Education currently maintains two systems for audit tracking and resolution. The Common Audit Resolution System (CARS) maintained by the Office of the Chief Financial Officer is used to track audit reports for all recipients of Education funds. The Institutional Data System (IDS) maintained by the Office of Postsecondary Education (OPE) is used to track receipt of audit reports for institutions receiving postsecondary funds. While these two systems collect information unique to each office, they also contain a substantial amount of similar information. Data interfaces have been developed that generally reduce duplicate data entry, but it is still inefficient to develop and maintain systems that contain many redundancies to achieve similar objectives.

Recommendations

We recommend that Education:

  1. Complete the process of identifying missing/delinquent reports with regard to the external audits of postsecondary educational institutions and following-up with institutions to obtain the reports. One option for identifying participating institutions that have not submitted audit reports is to compare the payments database (Central Registry System) to the audit reports database.

  2. Timely follow-up with institutions where audit reports identify questioned costs or material control weaknesses. For these institutions, Education should quantify the extent of any misspending and seek reimbursement of misspent funds.
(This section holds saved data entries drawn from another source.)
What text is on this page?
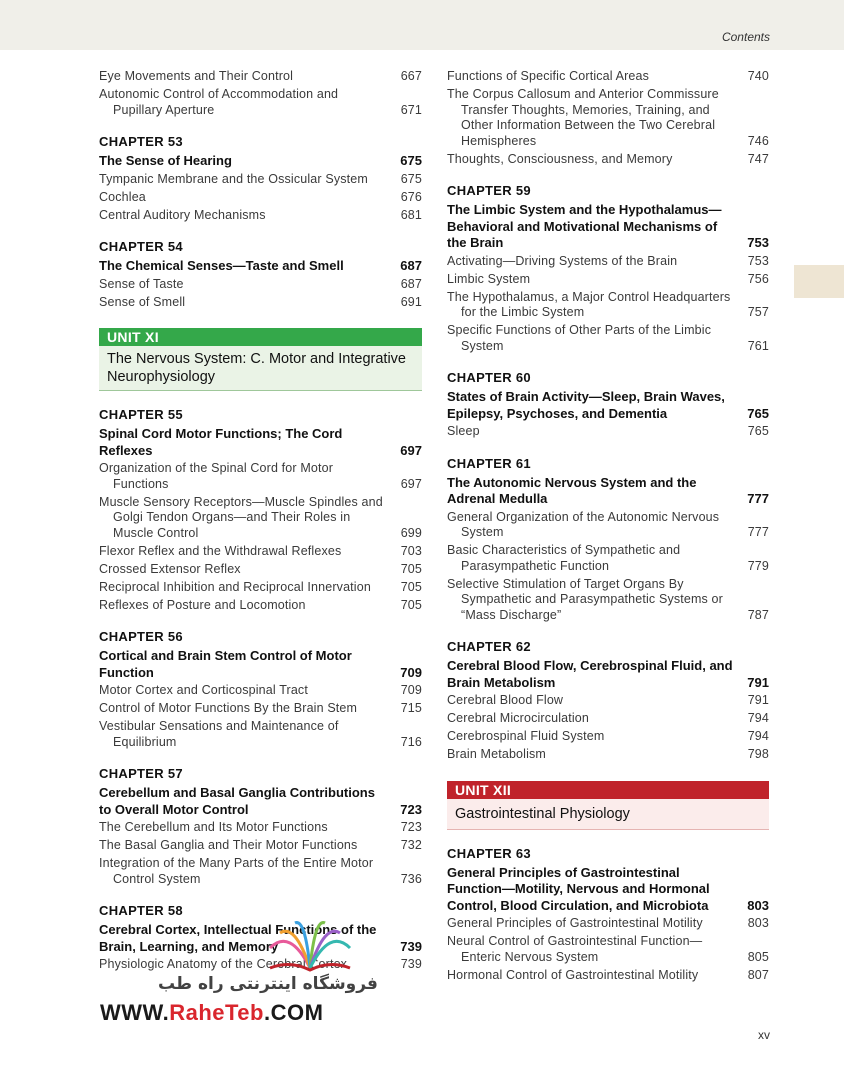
Contents
Eye Movements and Their Control	667
Autonomic Control of Accommodation and Pupillary Aperture	671
CHAPTER 53
The Sense of Hearing	675
Tympanic Membrane and the Ossicular System	675
Cochlea	676
Central Auditory Mechanisms	681
CHAPTER 54
The Chemical Senses—Taste and Smell	687
Sense of Taste	687
Sense of Smell	691
UNIT XI
The Nervous System: C. Motor and Integrative Neurophysiology
CHAPTER 55
Spinal Cord Motor Functions; The Cord Reflexes	697
Organization of the Spinal Cord for Motor Functions	697
Muscle Sensory Receptors—Muscle Spindles and Golgi Tendon Organs—and Their Roles in Muscle Control	699
Flexor Reflex and the Withdrawal Reflexes	703
Crossed Extensor Reflex	705
Reciprocal Inhibition and Reciprocal Innervation	705
Reflexes of Posture and Locomotion	705
CHAPTER 56
Cortical and Brain Stem Control of Motor Function	709
Motor Cortex and Corticospinal Tract	709
Control of Motor Functions By the Brain Stem	715
Vestibular Sensations and Maintenance of Equilibrium	716
CHAPTER 57
Cerebellum and Basal Ganglia Contributions to Overall Motor Control	723
The Cerebellum and Its Motor Functions	723
The Basal Ganglia and Their Motor Functions	732
Integration of the Many Parts of the Entire Motor Control System	736
CHAPTER 58
Cerebral Cortex, Intellectual Functions of the Brain, Learning, and Memory	739
Physiologic Anatomy of the Cerebral Cortex	739
Functions of Specific Cortical Areas	740
The Corpus Callosum and Anterior Commissure Transfer Thoughts, Memories, Training, and Other Information Between the Two Cerebral Hemispheres	746
Thoughts, Consciousness, and Memory	747
CHAPTER 59
The Limbic System and the Hypothalamus—Behavioral and Motivational Mechanisms of the Brain	753
Activating—Driving Systems of the Brain	753
Limbic System	756
The Hypothalamus, a Major Control Headquarters for the Limbic System	757
Specific Functions of Other Parts of the Limbic System	761
CHAPTER 60
States of Brain Activity—Sleep, Brain Waves, Epilepsy, Psychoses, and Dementia	765
Sleep	765
CHAPTER 61
The Autonomic Nervous System and the Adrenal Medulla	777
General Organization of the Autonomic Nervous System	777
Basic Characteristics of Sympathetic and Parasympathetic Function	779
Selective Stimulation of Target Organs By Sympathetic and Parasympathetic Systems or “Mass Discharge”	787
CHAPTER 62
Cerebral Blood Flow, Cerebrospinal Fluid, and Brain Metabolism	791
Cerebral Blood Flow	791
Cerebral Microcirculation	794
Cerebrospinal Fluid System	794
Brain Metabolism	798
UNIT XII
Gastrointestinal Physiology
CHAPTER 63
General Principles of Gastrointestinal Function—Motility, Nervous and Hormonal Control, Blood Circulation, and Microbiota	803
General Principles of Gastrointestinal Motility	803
Neural Control of Gastrointestinal Function—Enteric Nervous System	805
Hormonal Control of Gastrointestinal Motility	807
فروشگاه اینترنتی راه طب
WWW.RaheTeb.COM
xv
  3. Continue to perform periodic quality control reviews of the audits to ensure that the audits are addressing areas of risk to Education.

  4. Quantify the extent of missing reports and questioned/sustained costs to assess materiality on the department's financial statements.

  5. Complete development of a risk-based strategy for determining how to most effectively deploy limited institution monitoring resources. This monitoring strategy should be coordinated with audit coverage provided through the external audits already required of the institutions. For example, Education should consider focusing a portion of its monitoring resources on institutions where the external audits disclose problems or on those institutions that do not timely submit audit reports. Conversely, where the external auditors do not disclose financial and compliance issues, Education's reviews might focus some attention on areas not already covered by the independent auditors (i.e., program delivery issues).

  6. Consider maintaining a single automated system to track reports stemming from audits of government, not-for-profit, and proprietary educational institutions. Additionally, Education should determine if the external audit reports received from lenders could also be tracked in this same system, thus resulting in maintenance of a single audit tracking and resolution system for the entire Department.